Degelo da Gronelândia fez subir 2,2 mm o nível do mar em dois meses

Lucas Jackson

Análise dos dados obtidos por satélites revelam enorme perda de gelo no ano mais quente alguma vez registado no Ártico.

A última década foi a mais quente desde que há registos e o verão de 2019 foi tão quente que derreteu cerca de 600 mil milhões de toneladas de gelo da Gronelândia, o que fez subir o nível do mar em 2,2 milímetros em apenas dois meses, revela o mais recente estudo.
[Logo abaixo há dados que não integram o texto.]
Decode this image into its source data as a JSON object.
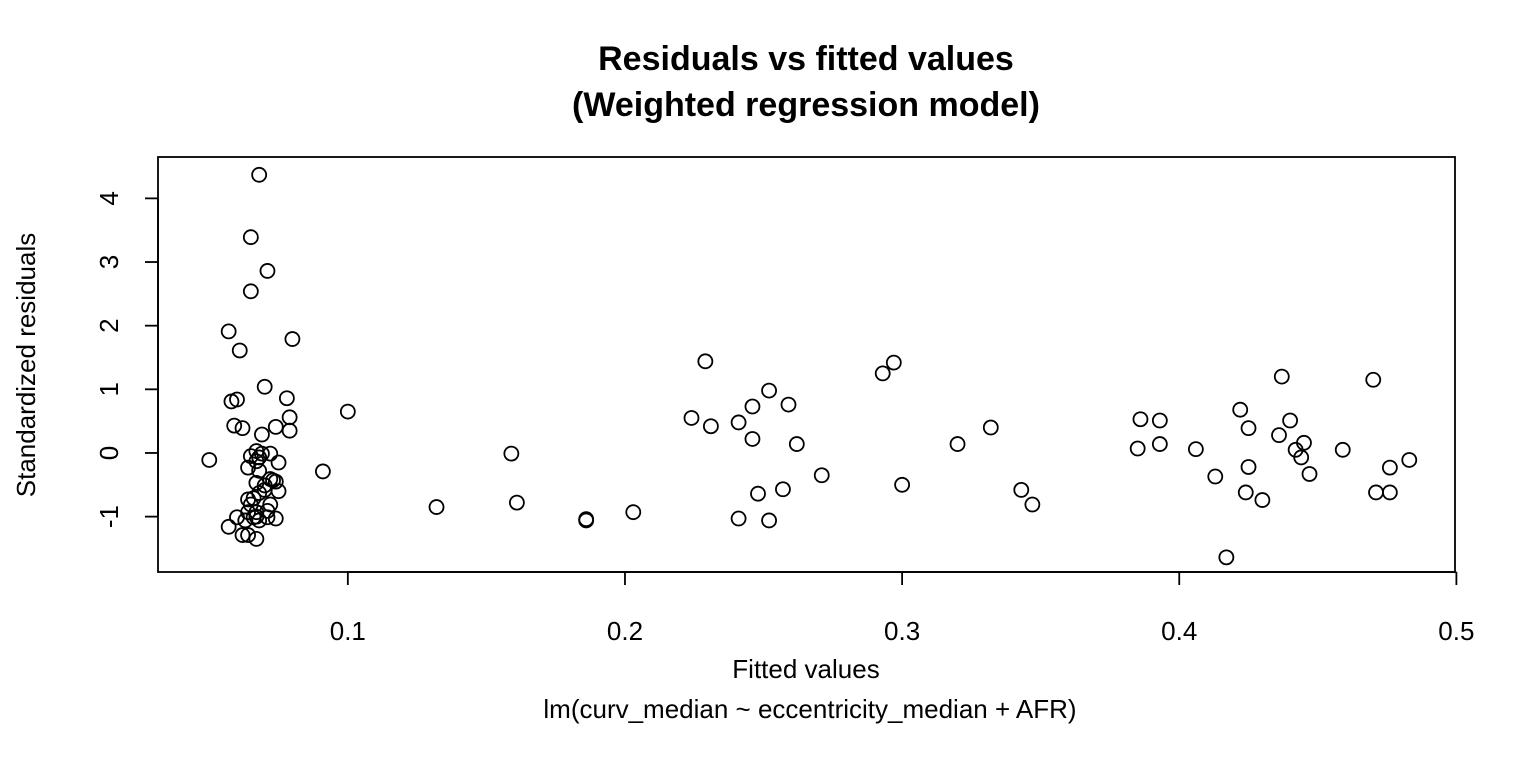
{
  "chart_data": {
    "type": "scatter",
    "title": "Residuals vs fitted values",
    "subtitle": "(Weighted regression model)",
    "xlabel": "Fitted values",
    "xsublabel": "lm(curv_median ~ eccentricity_median + AFR)",
    "ylabel": "Standardized residuals",
    "xlim": [
      0.0315,
      0.4995
    ],
    "ylim": [
      -1.87,
      4.65
    ],
    "x_ticks": [
      0.1,
      0.2,
      0.3,
      0.4,
      0.5
    ],
    "x_tick_labels": [
      "0.1",
      "0.2",
      "0.3",
      "0.4",
      "0.5"
    ],
    "y_ticks": [
      -1,
      0,
      1,
      2,
      3,
      4
    ],
    "y_tick_labels": [
      "-1",
      "0",
      "1",
      "2",
      "3",
      "4"
    ],
    "grid": false,
    "legend": "none",
    "marker": "open-circle",
    "points": [
      {
        "x": 0.05,
        "y": -0.11
      },
      {
        "x": 0.057,
        "y": -1.16
      },
      {
        "x": 0.057,
        "y": 1.91
      },
      {
        "x": 0.058,
        "y": 0.81
      },
      {
        "x": 0.059,
        "y": 0.43
      },
      {
        "x": 0.06,
        "y": 0.84
      },
      {
        "x": 0.06,
        "y": -1.01
      },
      {
        "x": 0.061,
        "y": 1.61
      },
      {
        "x": 0.062,
        "y": -1.29
      },
      {
        "x": 0.062,
        "y": 0.39
      },
      {
        "x": 0.063,
        "y": -1.06
      },
      {
        "x": 0.064,
        "y": -0.23
      },
      {
        "x": 0.064,
        "y": -1.29
      },
      {
        "x": 0.064,
        "y": -0.73
      },
      {
        "x": 0.064,
        "y": -0.93
      },
      {
        "x": 0.065,
        "y": 3.39
      },
      {
        "x": 0.065,
        "y": -0.05
      },
      {
        "x": 0.065,
        "y": -0.81
      },
      {
        "x": 0.065,
        "y": 2.54
      },
      {
        "x": 0.066,
        "y": -0.71
      },
      {
        "x": 0.066,
        "y": -1.01
      },
      {
        "x": 0.067,
        "y": -0.13
      },
      {
        "x": 0.067,
        "y": -1.0
      },
      {
        "x": 0.067,
        "y": -0.93
      },
      {
        "x": 0.067,
        "y": -1.35
      },
      {
        "x": 0.067,
        "y": -0.47
      },
      {
        "x": 0.067,
        "y": 0.03
      },
      {
        "x": 0.068,
        "y": -0.28
      },
      {
        "x": 0.068,
        "y": -0.63
      },
      {
        "x": 0.068,
        "y": 4.37
      },
      {
        "x": 0.068,
        "y": -1.06
      },
      {
        "x": 0.068,
        "y": -0.07
      },
      {
        "x": 0.069,
        "y": -0.01
      },
      {
        "x": 0.069,
        "y": 0.29
      },
      {
        "x": 0.07,
        "y": -0.51
      },
      {
        "x": 0.07,
        "y": -0.58
      },
      {
        "x": 0.07,
        "y": 1.04
      },
      {
        "x": 0.071,
        "y": 2.86
      },
      {
        "x": 0.071,
        "y": -0.91
      },
      {
        "x": 0.071,
        "y": -1.01
      },
      {
        "x": 0.072,
        "y": -0.01
      },
      {
        "x": 0.072,
        "y": -0.81
      },
      {
        "x": 0.072,
        "y": -0.41
      },
      {
        "x": 0.073,
        "y": -0.43
      },
      {
        "x": 0.074,
        "y": 0.41
      },
      {
        "x": 0.074,
        "y": -0.45
      },
      {
        "x": 0.074,
        "y": -1.03
      },
      {
        "x": 0.075,
        "y": -0.6
      },
      {
        "x": 0.075,
        "y": -0.15
      },
      {
        "x": 0.078,
        "y": 0.86
      },
      {
        "x": 0.079,
        "y": 0.56
      },
      {
        "x": 0.079,
        "y": 0.35
      },
      {
        "x": 0.08,
        "y": 1.79
      },
      {
        "x": 0.091,
        "y": -0.29
      },
      {
        "x": 0.1,
        "y": 0.65
      },
      {
        "x": 0.132,
        "y": -0.85
      },
      {
        "x": 0.159,
        "y": -0.01
      },
      {
        "x": 0.161,
        "y": -0.78
      },
      {
        "x": 0.186,
        "y": -1.04
      },
      {
        "x": 0.186,
        "y": -1.06
      },
      {
        "x": 0.203,
        "y": -0.93
      },
      {
        "x": 0.224,
        "y": 0.55
      },
      {
        "x": 0.229,
        "y": 1.44
      },
      {
        "x": 0.231,
        "y": 0.42
      },
      {
        "x": 0.241,
        "y": 0.48
      },
      {
        "x": 0.241,
        "y": -1.03
      },
      {
        "x": 0.246,
        "y": 0.22
      },
      {
        "x": 0.246,
        "y": 0.73
      },
      {
        "x": 0.248,
        "y": -0.64
      },
      {
        "x": 0.252,
        "y": 0.98
      },
      {
        "x": 0.252,
        "y": -1.06
      },
      {
        "x": 0.257,
        "y": -0.57
      },
      {
        "x": 0.259,
        "y": 0.76
      },
      {
        "x": 0.262,
        "y": 0.14
      },
      {
        "x": 0.271,
        "y": -0.35
      },
      {
        "x": 0.293,
        "y": 1.25
      },
      {
        "x": 0.297,
        "y": 1.42
      },
      {
        "x": 0.3,
        "y": -0.5
      },
      {
        "x": 0.32,
        "y": 0.14
      },
      {
        "x": 0.332,
        "y": 0.4
      },
      {
        "x": 0.343,
        "y": -0.58
      },
      {
        "x": 0.347,
        "y": -0.81
      },
      {
        "x": 0.385,
        "y": 0.07
      },
      {
        "x": 0.386,
        "y": 0.53
      },
      {
        "x": 0.393,
        "y": 0.51
      },
      {
        "x": 0.393,
        "y": 0.14
      },
      {
        "x": 0.406,
        "y": 0.06
      },
      {
        "x": 0.413,
        "y": -0.37
      },
      {
        "x": 0.417,
        "y": -1.64
      },
      {
        "x": 0.422,
        "y": 0.68
      },
      {
        "x": 0.424,
        "y": -0.62
      },
      {
        "x": 0.425,
        "y": -0.22
      },
      {
        "x": 0.425,
        "y": 0.39
      },
      {
        "x": 0.43,
        "y": -0.74
      },
      {
        "x": 0.436,
        "y": 0.28
      },
      {
        "x": 0.437,
        "y": 1.2
      },
      {
        "x": 0.44,
        "y": 0.51
      },
      {
        "x": 0.442,
        "y": 0.05
      },
      {
        "x": 0.444,
        "y": -0.07
      },
      {
        "x": 0.445,
        "y": 0.16
      },
      {
        "x": 0.447,
        "y": -0.33
      },
      {
        "x": 0.459,
        "y": 0.05
      },
      {
        "x": 0.47,
        "y": 1.15
      },
      {
        "x": 0.471,
        "y": -0.62
      },
      {
        "x": 0.476,
        "y": -0.62
      },
      {
        "x": 0.476,
        "y": -0.23
      },
      {
        "x": 0.483,
        "y": -0.11
      }
    ]
  }
}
Os cientistas calculam que a enorme camada de gelo da Gronelândia perdeu uma média de 268 mil milhões de toneladas de gelo entre 2002 e 2019 - menos de metade do que perdeu só no último Verão.

O degelo e consequente perda de glaciares fazem com que a água dos mares suba, colocando em risco as cidades e vilas costeiras de todo o mundo.

"Já sabíamos que o Verão passado tinha sido particularmente quente na Gronelândia e que a camada de gelo estava a derreter, mas os números são enormes", lamenta a cientista Isabella Velicogna em declarações ao The Guardian.

Velicogna é professora de ciências do sistema terrestre da Universidade Irvine da Califórnia e principal autora do novo estudo que analisou os dados da missão de satélite Gravity Recovery and Climate Experiment (Grace) da NASA e da sucessora mais atualizada, Grace Follow-On.

Perda de gelo na Gronelândia entre 2002 e 2016

Dados da missão Grace.

Gronelândia perdeu sete vezes mais gelo nos últimos 10 anos do que na década de 90

Os glaciares estão a derreter em todo o mundo devido ao aquecimento global causado pela crise climática provocada pela ação do Homem.

Na Gronelândia, o gelo está a perder-se a um ritmo sete vezes mais rápido do que na década de 1990, revelaram cientistas no ano passado.

Os cálculos foram refeitos e agora as estimativas apontam para 400 milhões de pessoas em risco de inundação todos os anos até o final do século.

Temperaturas batem novo recorde na Antártida

As mais recentes investigações sobre o gelo na Antártida, a maior camada de gelo da Terra, também mostram que está a perder massa a um ritmo galopante.

"Na Antártica, a perda de massa no oeste prossegue, o que é uma péssima notícia para o aumento do nível do mar", referiu Isabella Velicogna. "Mas também observamos um aumento de massa no setor Atlântico do leste da Antártica por causa do aumento da neve, o que ajuda a mitigar a enorme perda de massa que vimos nas últimas duas décadas noutras partes do continente".

Numa altura em que o mundo está extremamente preocupado com a pandemia de Covid-19, este novo estudo vem mais uma vez demonstrar os perigos do aquecimento global descontrolado.

Estão prevista importantes negociações diplomáticas sobre o clima ainda este ano em Glasgow, mas talvez sejam canceladas como tantos outros projetos pelo mundo devido à pandemia.